Does the U.S. need more "asylums" to treat or house persons with severe mental illness? A recent article in the Journal of the American Medical Association (JAMA) authored by three ethicists calls for improved psychiatric care by returning to psychiatric "asylums" of the past ("asylums" that are "safe, modern, and humane"). Persons with mental illness are now straining the capacity of our jails and prisons, hospital emergency departments, nursing homes and other long-term care facilities.

 

Others seem to agree. Psychiatrist Christine Montrose wrote an op-ed in the New York Times titled "The Modern Asylum," going beyond by calling for more "asylums" to house and treat persons not only with severe mental illness, but also those with chronic neurological/developmental disorders such as disorders on the autism spectrum. Recent letters to the editor in the NYT responding to "The Modern Asylum" had mixed reactions to the idea of returning to "asylums," yet they all agree that we need to do more for persons with severe mental illness and those with neurological/developmental disorders.

 

Asylums were initially conceived as refuges where individuals with mental illnesses could be cured if they had healthful, low-stress, protected surroundings.

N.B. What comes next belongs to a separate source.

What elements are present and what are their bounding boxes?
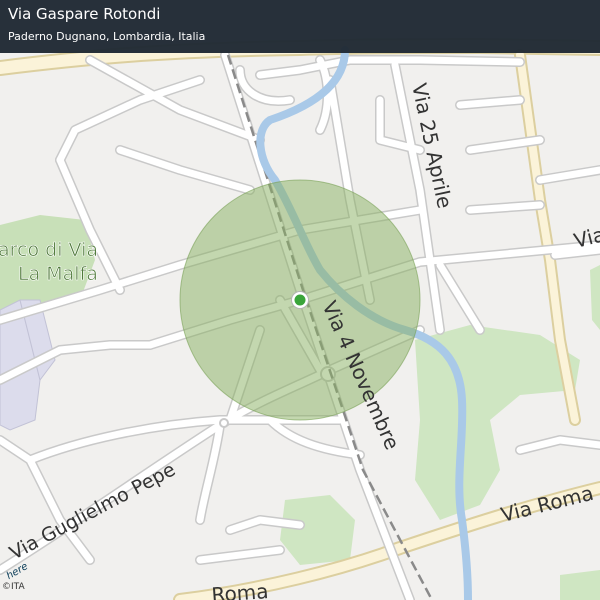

Over time, the key elements of protection and healthful living were lost, and asylums became places of abuse, infringement on human rights, stigma and confinement in lieu of treatment. The authors of this op-ed would like to emphasize that while we support the need for new models of care, we emphasize that "new" must be predicated on a completely different paradigm that doesn't isolate people with severe mental illness from society, and instead embodies recovery in vibrant, nurturing communities within the larger society.